Seçmenler, siyaset kurumu tarafından sağlamlaştırılan kültürel
ve ideolojik kampların kazanması uğruna yoksulluğu, liyakatsizliği,
işsizliği, siyasal gücü ve bu gücün verdiği kibri ancak bir noktaya
kadar görmezden gelebileceklerini bu seçimde gösterdi.
Uzun zamandır ilk defa ekonomik sorunlar oy verme davranışının
seçimin temel belirleyici faktörü olduğunu açıkça ortaya koydu.

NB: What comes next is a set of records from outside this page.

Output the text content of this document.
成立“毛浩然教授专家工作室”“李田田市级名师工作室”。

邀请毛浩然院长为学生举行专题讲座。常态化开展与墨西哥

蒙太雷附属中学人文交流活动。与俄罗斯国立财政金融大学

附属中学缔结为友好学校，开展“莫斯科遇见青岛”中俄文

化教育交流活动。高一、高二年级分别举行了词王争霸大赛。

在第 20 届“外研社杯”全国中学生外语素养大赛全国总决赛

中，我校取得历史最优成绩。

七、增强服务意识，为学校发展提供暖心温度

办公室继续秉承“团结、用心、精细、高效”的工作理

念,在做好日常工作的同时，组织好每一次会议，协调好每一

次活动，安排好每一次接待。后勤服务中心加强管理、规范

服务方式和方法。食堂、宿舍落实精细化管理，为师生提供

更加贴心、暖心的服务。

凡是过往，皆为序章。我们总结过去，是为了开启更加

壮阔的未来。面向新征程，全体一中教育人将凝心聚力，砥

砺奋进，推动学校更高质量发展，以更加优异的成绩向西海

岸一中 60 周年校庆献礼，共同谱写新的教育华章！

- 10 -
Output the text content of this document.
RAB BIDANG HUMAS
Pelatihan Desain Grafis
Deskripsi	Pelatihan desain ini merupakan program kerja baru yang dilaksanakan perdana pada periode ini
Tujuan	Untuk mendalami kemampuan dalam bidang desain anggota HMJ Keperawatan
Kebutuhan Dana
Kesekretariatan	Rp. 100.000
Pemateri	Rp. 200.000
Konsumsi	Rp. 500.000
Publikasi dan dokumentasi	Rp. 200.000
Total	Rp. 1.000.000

Çalışanların yaşam standardında epey bir zamandır yaşanan
gerileme enflasyonist süreçte katlanılmaz bir hal aldı. Bu
gerileme, seçmenin siyasal düşüncesi uğruna görmezden gelemeyeceği
bir boyuta ulaştığından, oy verme davranışının yönlendirici
dinamiğini oluşturdu.
Çalışanların yaşam standardındaki gerilemeye emeklilerin
yoksullukla cebelleşmesi eşlik edince; sözünü ettiğimiz ekonomik oy
verme davranışı seçim sonuçlarının belirlenmesindeki tek dinamik
oldu.
Yaşam standardının düşmesi, yoksulluğun artması belirleyici
faktördür. Ancak seçmenin siyaset kurumuna göre pozisyon alma
davranışını da göz ardı etmemek gerekir.
İmamoğlu Faktörü
Seçim sonuçlarını etkileyen diğer önemli faktör CHP’de Ekrem
İmamoğlu’nun öncülüğünde gerçekleşen değişimdir.
İmamoğlu’nun CHP’yi nihayet “iktidar olmak isteyen
partiye” dönüştürmesi ve genel seçimleri kazanabilecek
lider olarak seçmenin ilgisini çekmesi, seçmenin İmamoğlu’na
yönelmesi görülebilir.
Sadece İstanbul seçimlerinin sonuçlarında değil Türkiye
genelindeki seçimlerin sonuçlarında İmamoğlu’nun çok önemli bir
rolünün ve etkisinin olduğu açıkça görülüyor.
Elbette partinin genel başkanının kurultayda değiştirilmesi,
Özgür Özel’in yeni genel başkan olarak seçilmesi ve belediye başkan
adaylarının gençleştirilmesi gibi gelişmeler seçmen ilgisinin
CHP’ye yönelmesinde etkili oldu.
Ancak, bu değişimlerin hepsinin İmamoğlu öncülüğünde
gerçekleştiği de bilinmektedir. CHP’nin yıllar sonra bir seçimde
birinci parti olmasının arkasındaki ana bir nedenin Ekrem İmamoğlu
faktörü olduğunu söylememek haksızlık olur.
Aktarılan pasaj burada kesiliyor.